Au quotidien, le vétérinaire peut faire face à des comportements inappropriés, pouvant aller de l’incivilité à l’agression physique. Il peut se trouver confronté à une vulnérabilité certaine face à un client ou à un visiteur malintentionné. La dramatique affaire du docteur vétérinaire Alain Ribbens (A 77) illustre cette situation. Ce praticien a été mortellement blessé à l’arme blanche, le 13 décembre 2005, par un homme déséquilibré. Ce fait divers avait particulièrement ému la profession. Que faire ? Qui contacter pour être accompagné à la suite d’une agression ou d’une incivilité ? Le Conseil national de l’Ordre des vétérinaires (CNOV) rappelle qu’il est important de signaler et de réagir afin de ne pas banaliser la violence. L’Observatoire des agressions et des incivilités, encore appelé Observatoire Ribbens, a été créé par l’Ordre des vétérinaires en 2005. Son objectif est d’assurer un suivi statistique des agressions et incivilités que subissent les vétérinaires dans leur exercice quotidien. « Les données recueillies ne sont transmises à aucun organisme et les déclarations ne figurent pas dans le dossier ordinal du vétérinaire », précise Corinne Bisbarre, conseillère à l’Ordre en charge de l’Observatoire Ribbens. Elle ajoute que les statistiques permettent au CNOV d’intervenir et de justifier certaines demandes auprès des pouvoirs publics, comme la mise en place, puis actuellement la réactivation, dans chaque département, du protocole de sécurité publique applicable aux professionnels de santé.
En 2018, le formulaire de déclaration en ligne de l’Observatoire Ribbens a été enrichi de deux rubriques. Le vétérinaire déclarant peut, via son espace privé sur le site internet du CNOV, estimer la gravité ressentie de son agression sur une échelle de 1 (peu grave) à 10 (extrêmement grave) et accepter ou refuser d’être rappelé par le référent social du conseil régional de l’Ordre des vétérinaires (Crov) de sa région ordinale dans les jours suivants. Le CNOV indique que 188 vétérinaires ont fait une déclaration d’incivilité en 2018, contre 75 en 2017. Pour l’Ordre, cette augmentation prouve que « la profession a saisi l’importance de la démarche et que désormais elle tend vers la “tolérance zéro” en matière d’agressions (verbales, comportementales, jusqu’aux menaces physiques de plus en plus souvent) et d’incivilités (celles-ci allant du fait de pas honorer un rendez-vous donné en horaire d’urgence nocturne au refus de payer ou aux propos sexistes, voire racistes). » Sur la même période, le CNOV relève que les déclarations sont dans la majorité des cas effectuées dans les 48 heures suivant l’agression ; dans 10 % des cas, l’agresseur revient à la charge dans les jours qui suivent (menaces téléphoniques ; retour à la clinique pour menacer) et l’agression donne lieu à une seconde déclaration.

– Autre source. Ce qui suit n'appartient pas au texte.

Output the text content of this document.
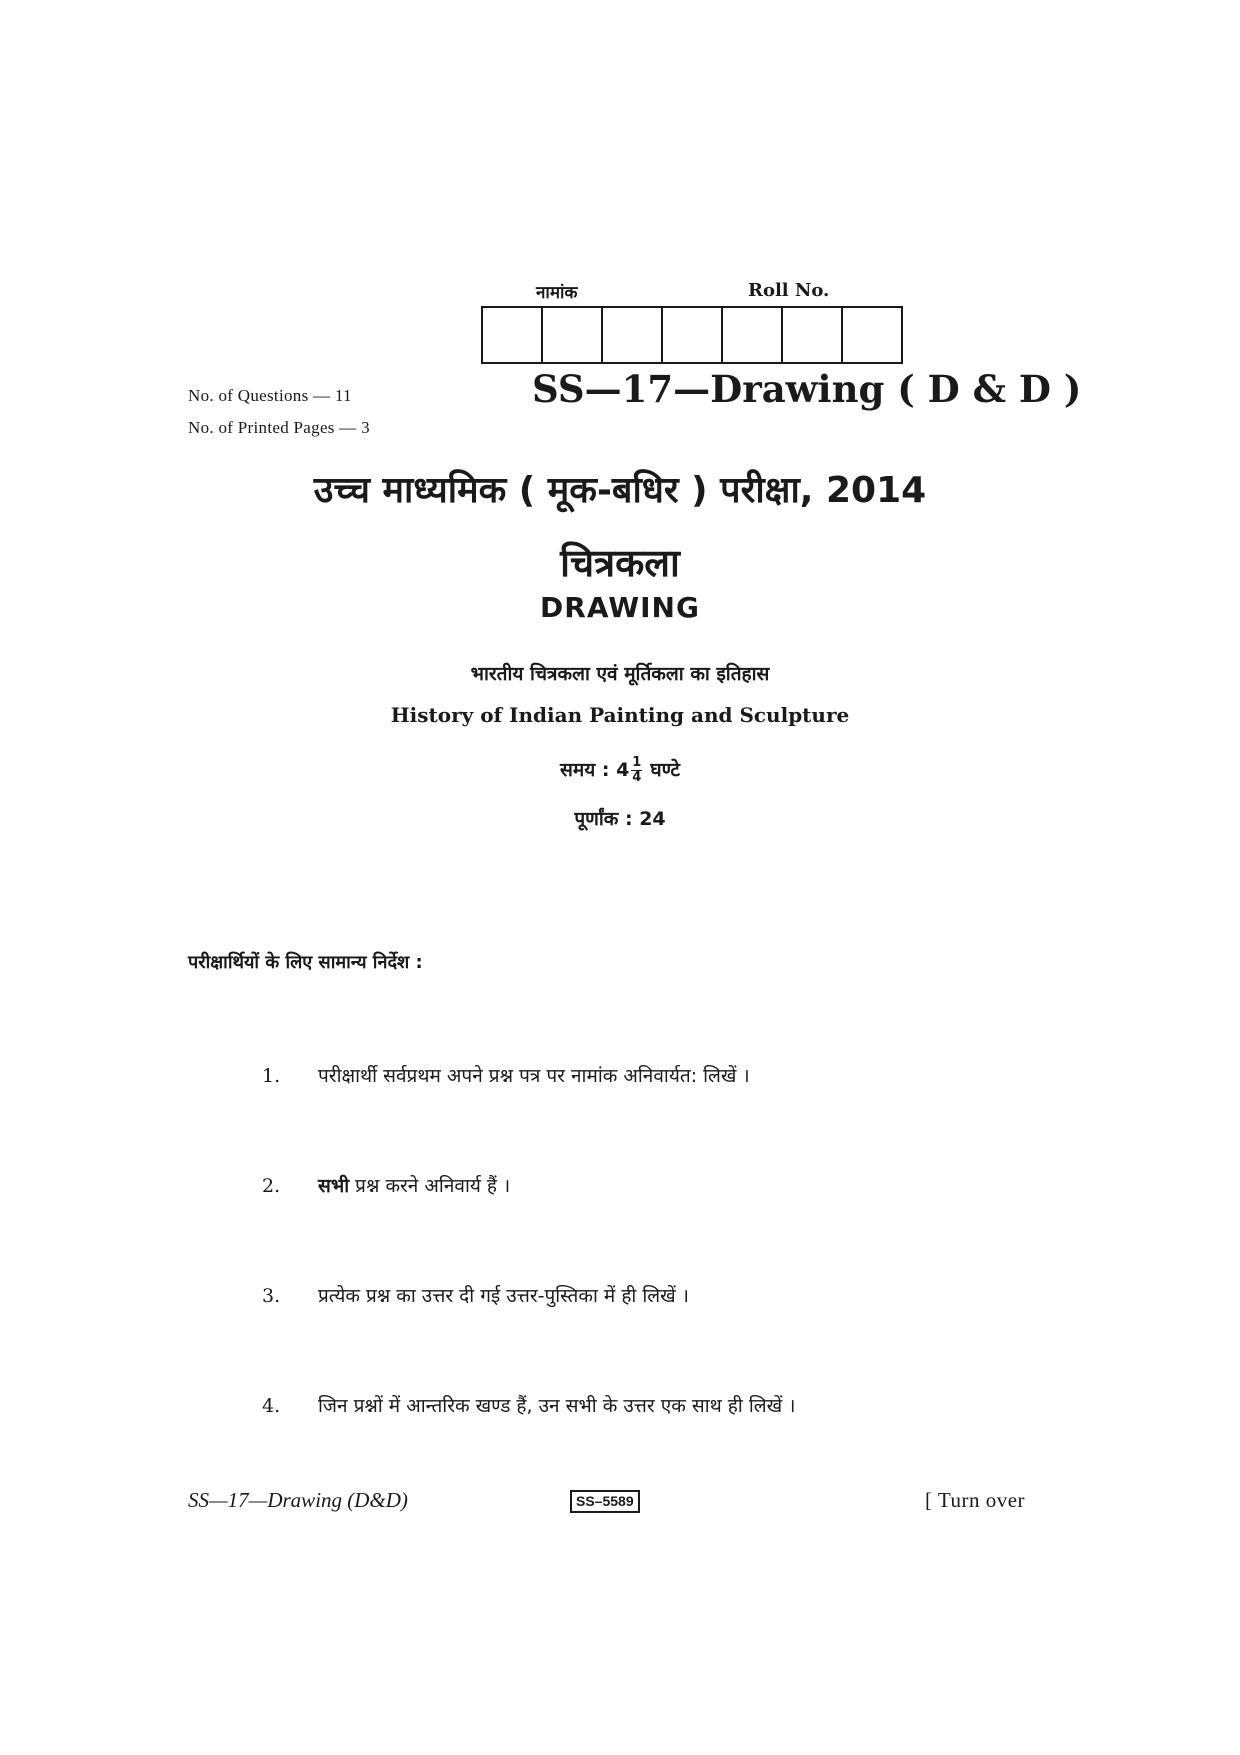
नामांक	Roll No.
No. of Questions — 11
No. of Printed Pages — 3
SS—17—Drawing ( D & D )
उच्च माध्यमिक ( मूक-बधिर ) परीक्षा, 2014
चित्रकला
DRAWING
भारतीय चित्रकला एवं मूर्तिकला का इतिहास
History of Indian Painting and Sculpture
समय : $4 \frac{1}{4}$ घण्टे
पूर्णांक : 24
परीक्षार्थियों के लिए सामान्य निर्देश :
1. परीक्षार्थी सर्वप्रथम अपने प्रश्न पत्र पर नामांक अनिवार्यत: लिखें ।
2. सभी प्रश्न करने अनिवार्य हैं ।
3. प्रत्येक प्रश्न का उत्तर दी गई उत्तर-पुस्तिका में ही लिखें ।
4. जिन प्रश्नों में आन्तरिक खण्ड हैं, उन सभी के उत्तर एक साथ ही लिखें ।
SS—17—Drawing (D&D)	SS–5589	[ Turn over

Ces grandes tendances permettent à l’Ordre de prendre le pouls de la profession. Il retient notamment qu’il n’y a pas de différence significative en lien avec le mode d’exercice (rural ou canin) ou l’âge du vétérinaire agressé (de nombreuses déclarations sont faites par des vétérinaires hommes, de plus de 40 ans, exerçant en rurale). Il s’intéresse surtout à la nature des agressions qui « apparaissent comme étant de plus en plus violentes : cris, impolitesses, injures, détérioration de matériel, voire gifles. Les agressions sur Internet et le cyberbashing ou les menaces de dénigrement sur les réseaux sociaux sont en forte augmentation ». Il note que les motifs principaux ayant amené au comportement agressif sont la remise en cause des diagnostics et pronostics, le refus de payer, le fait de ne pouvoir obtenir de médicament sans examen clinique et les temps d’attente. « Environ un tiers des déclarations donnent lieu au dépôt d’une main courante, voire d’une plainte », souligne le CNOV. Enfin, désormais, les vétérinaires agressés n’hésitent plus à utiliser l’article R.242-48 alinéa V du Code de déontologie (version du 15 mars 2015) les autorisant, en dehors des cas d’urgence, à informer les propriétaires que, désormais, ils refuseront de prodiguer des soins à leur animal ou à leur troupeau.
Corinne Bisbarre indique que les vétérinaires victimes d’agressions ou d’incivilités peuvent bénéficier du protocole de sécurité des...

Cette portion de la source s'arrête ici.